Homeopathy, in its philosophical essence, is rooted in the idea that the body holds a deep capacity for self-healing. It doesn’t impose; it listens. It engages with the body’s own memory and rhythm. It is a gentle dialogue rather than a forced intervention.
But society does not operate homeopathically. It behaves like a blunt allopath: it overrides, suppresses, denies.
You cry? Pull yourself together.
You tremble? Get a grip.
You’re tired? Smile anyway.
This systemic refusal of somatic self-regulation leads to deep imbalances—physical, emotional, relational.
Choreo-Policing: The Disciplined Body
Bodily propriety is a political invention. It structures the world of labor, education, gender. It tells us how a body must behave to be "credible," "desirable," or "appropriate." It draws a line between noble gestures and shameful ones. Between what can be seen and what must be hidden.
Spontaneous somatic gestures—stretching, moaning, rhythmic movement, a need for silence or solitude—are often neutralized. They don't “pass.” Too sensual. Too soft. Too primitive. Too feminine. Too erratic.
This choreography of control is deeply rooted in colonial, patriarchal, and capitalist legacies. It carves the body into productive functions. It discards anything not measurable, efficient, or presentable. It treats the body like a machine. It forgets the body is first and foremost a site of resonance—a living ecosystem.

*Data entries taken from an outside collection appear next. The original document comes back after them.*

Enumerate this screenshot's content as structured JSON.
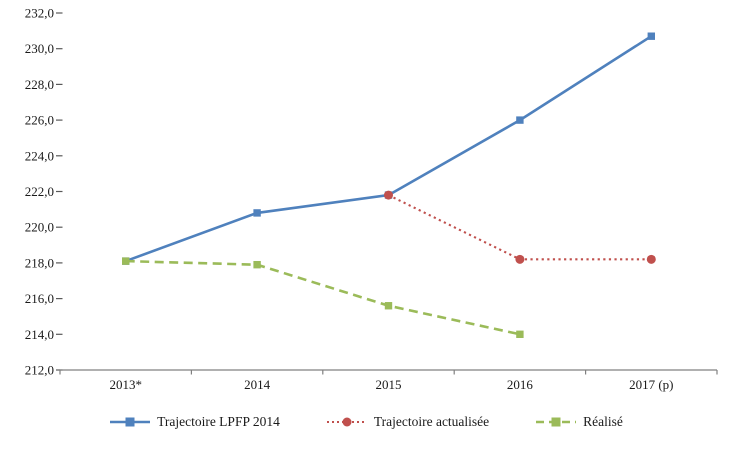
{
  "chart_data": {
    "type": "line",
    "title": "",
    "xlabel": "",
    "ylabel": "",
    "grid": false,
    "legend_position": "bottom",
    "categories": [
      "2013*",
      "2014",
      "2015",
      "2016",
      "2017 (p)"
    ],
    "series": [
      {
        "name": "Trajectoire LPFP 2014",
        "color": "#4F81BD",
        "style": "solid",
        "marker": "square",
        "values": [
          218.1,
          220.8,
          221.8,
          226.0,
          230.7
        ]
      },
      {
        "name": "Trajectoire actualisée",
        "color": "#C0504D",
        "style": "dotted",
        "marker": "circle",
        "values": [
          null,
          null,
          221.8,
          218.2,
          218.2
        ]
      },
      {
        "name": "Réalisé",
        "color": "#9BBB59",
        "style": "dashed",
        "marker": "square",
        "values": [
          218.1,
          217.9,
          215.6,
          214.0,
          null
        ]
      }
    ],
    "ylim": [
      212,
      232
    ],
    "ytick_step": 2,
    "ytick_labels": [
      "212,0",
      "214,0",
      "216,0",
      "218,0",
      "220,0",
      "222,0",
      "224,0",
      "226,0",
      "228,0",
      "230,0",
      "232,0"
    ]
  },
  "colors": {
    "background": "#FFFFFF",
    "axis_line": "#808080",
    "tick": "#595959",
    "text": "#1A1A1A",
    "series_blue": "#4F81BD",
    "series_red": "#C0504D",
    "series_green": "#9BBB59"
  }
}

Rehabilitating Intuitive Gesture
This text is a call to rehabilitate intuitive gesture. A plea for a body not in performance mode but in listening mode. A body allowed to yawn without judgment, burp without shame, cry without explanation, laugh without justification. A body with permission to be multiple, fluid, imprecise, contradictory.
It’s also an invitation to dance differently.
To create spaces—intimate, educational, artistic, social—where spontaneous gesture is welcomed, witnessed, cherished. Where co-regulation is celebrated. Where homeostasis becomes a shared choreography.
What if we listened to the silent dances of our intestines, our muscles, our bones?
What if we treated our sighs as the score of an invisible opera?
What if farting in public became a gentle act of rebellion against the civilization of restraint?
This is not a return to a “natural” state.
It is a movement toward an embodied culture—one that does not build itself against the body, but begins from within it.